AUTHOR CORRECTION
Volume 9, issue 2, e00430-18, 2018, https://doi.org/10.1128/mBio.00430-18. We correct the following error in our publication. The primary focus of the work is on the description of antiviral resistance-associated markers in the influenza PA endonuclease domain (PAN, amino acids 1 to ≈200), which is responsible for the endonuclease activity of the virus. Figure S1 presents data from minigenome assays that measure cumulative viral polymerase activity with and without the endonuclease inhibitor RO-7. The construct used in these assays contained the I38T resistance substitution in the PA plasmid. After further sequencing of this construct, two additional unexpected changes, P224S and P295L, both outside the endonuclease domain, were detected. Neither mutation was described in the original manuscript.

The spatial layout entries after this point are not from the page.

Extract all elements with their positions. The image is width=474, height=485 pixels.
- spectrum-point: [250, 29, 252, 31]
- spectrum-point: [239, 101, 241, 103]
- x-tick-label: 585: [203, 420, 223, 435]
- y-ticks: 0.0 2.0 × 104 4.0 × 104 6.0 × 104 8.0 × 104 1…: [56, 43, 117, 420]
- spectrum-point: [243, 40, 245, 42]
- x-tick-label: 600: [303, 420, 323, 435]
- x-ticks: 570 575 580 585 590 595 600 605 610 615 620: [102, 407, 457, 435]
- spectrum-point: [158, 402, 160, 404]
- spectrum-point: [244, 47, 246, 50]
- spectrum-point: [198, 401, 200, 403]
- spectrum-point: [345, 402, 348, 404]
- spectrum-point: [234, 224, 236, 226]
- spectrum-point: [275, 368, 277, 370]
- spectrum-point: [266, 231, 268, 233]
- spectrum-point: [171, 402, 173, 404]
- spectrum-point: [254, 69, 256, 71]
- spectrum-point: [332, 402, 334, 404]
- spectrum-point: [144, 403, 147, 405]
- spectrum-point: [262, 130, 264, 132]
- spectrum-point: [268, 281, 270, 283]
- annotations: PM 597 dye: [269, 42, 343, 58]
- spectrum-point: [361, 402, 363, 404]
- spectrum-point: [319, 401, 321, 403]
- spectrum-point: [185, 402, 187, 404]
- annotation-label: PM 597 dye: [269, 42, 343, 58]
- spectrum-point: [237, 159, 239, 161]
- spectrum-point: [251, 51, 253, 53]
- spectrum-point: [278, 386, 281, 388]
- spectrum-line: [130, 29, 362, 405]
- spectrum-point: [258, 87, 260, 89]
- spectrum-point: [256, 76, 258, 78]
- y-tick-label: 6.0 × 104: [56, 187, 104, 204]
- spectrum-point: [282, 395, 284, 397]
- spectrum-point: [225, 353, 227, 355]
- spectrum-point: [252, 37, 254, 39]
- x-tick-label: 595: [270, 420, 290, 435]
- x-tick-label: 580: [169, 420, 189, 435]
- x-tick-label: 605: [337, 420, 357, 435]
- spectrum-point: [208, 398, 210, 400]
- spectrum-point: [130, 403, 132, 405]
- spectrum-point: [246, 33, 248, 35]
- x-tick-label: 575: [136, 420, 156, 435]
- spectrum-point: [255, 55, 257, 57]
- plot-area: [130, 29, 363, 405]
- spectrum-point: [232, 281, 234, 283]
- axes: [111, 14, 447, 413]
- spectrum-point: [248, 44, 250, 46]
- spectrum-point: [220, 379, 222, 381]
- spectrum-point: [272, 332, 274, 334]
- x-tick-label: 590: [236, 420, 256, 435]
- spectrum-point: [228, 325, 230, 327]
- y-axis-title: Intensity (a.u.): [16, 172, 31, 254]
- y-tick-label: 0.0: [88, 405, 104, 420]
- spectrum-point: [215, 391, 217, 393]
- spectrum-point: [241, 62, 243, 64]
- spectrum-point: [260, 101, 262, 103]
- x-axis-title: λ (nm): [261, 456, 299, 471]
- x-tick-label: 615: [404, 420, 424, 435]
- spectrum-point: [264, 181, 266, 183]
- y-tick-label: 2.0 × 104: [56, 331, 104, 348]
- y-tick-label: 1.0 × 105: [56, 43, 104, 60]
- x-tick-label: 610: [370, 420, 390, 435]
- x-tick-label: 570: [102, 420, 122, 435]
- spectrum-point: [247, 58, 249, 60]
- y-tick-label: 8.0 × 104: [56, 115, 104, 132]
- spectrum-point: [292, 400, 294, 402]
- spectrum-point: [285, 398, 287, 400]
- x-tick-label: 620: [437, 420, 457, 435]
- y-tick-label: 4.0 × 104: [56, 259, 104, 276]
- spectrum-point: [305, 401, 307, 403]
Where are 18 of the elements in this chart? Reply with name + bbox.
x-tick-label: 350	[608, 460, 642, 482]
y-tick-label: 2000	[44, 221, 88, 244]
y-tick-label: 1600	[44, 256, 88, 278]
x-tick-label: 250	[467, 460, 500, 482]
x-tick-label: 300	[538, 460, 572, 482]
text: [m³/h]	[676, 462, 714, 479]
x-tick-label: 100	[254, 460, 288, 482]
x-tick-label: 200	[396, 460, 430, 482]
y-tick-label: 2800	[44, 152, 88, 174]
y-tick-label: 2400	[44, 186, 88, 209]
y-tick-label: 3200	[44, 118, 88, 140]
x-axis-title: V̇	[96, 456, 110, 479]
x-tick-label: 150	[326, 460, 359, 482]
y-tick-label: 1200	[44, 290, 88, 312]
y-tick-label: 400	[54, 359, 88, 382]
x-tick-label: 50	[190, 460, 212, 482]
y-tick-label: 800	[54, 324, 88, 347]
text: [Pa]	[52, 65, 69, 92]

In a summary of four independent experiments, we have subsequently determined that P224S/P295L in combination with I38T lower polymerase activity approximately 1.7-fold with the CA/04 virus. When only I38T is present, a statistically insignificant decrease was observed, suggesting that P224S and P295L do negatively impact polymerase activity, albeit mildly. P224S and P295L were not present in the PR/8 PA plasmid.
Regardless of the impact on output from minigenome assays, the main conclusions of the work, that I38T is a critical determinant of endonuclease inhibitor resistance, remain unaltered. Importantly, the presence of P224S/P295L in conjunction with I38T does not impact resistance to RO-7. In the presence of 250 nM RO-7, the CA/04 constructs containing I38T, P224S, and P295L retain 71.6% of normalized polymerase activity compared to 72.6% of the I38T-alone plasmid. Further, we have confirmed that the P224S/P295L substitutions are not present in either the WT or the reverse genetics CA/04 or PR/8 viruses generated in this study and used to evaluate RO-7-resistant viruses (listed in Table 1).
Figure S1 and its legend have been replaced online.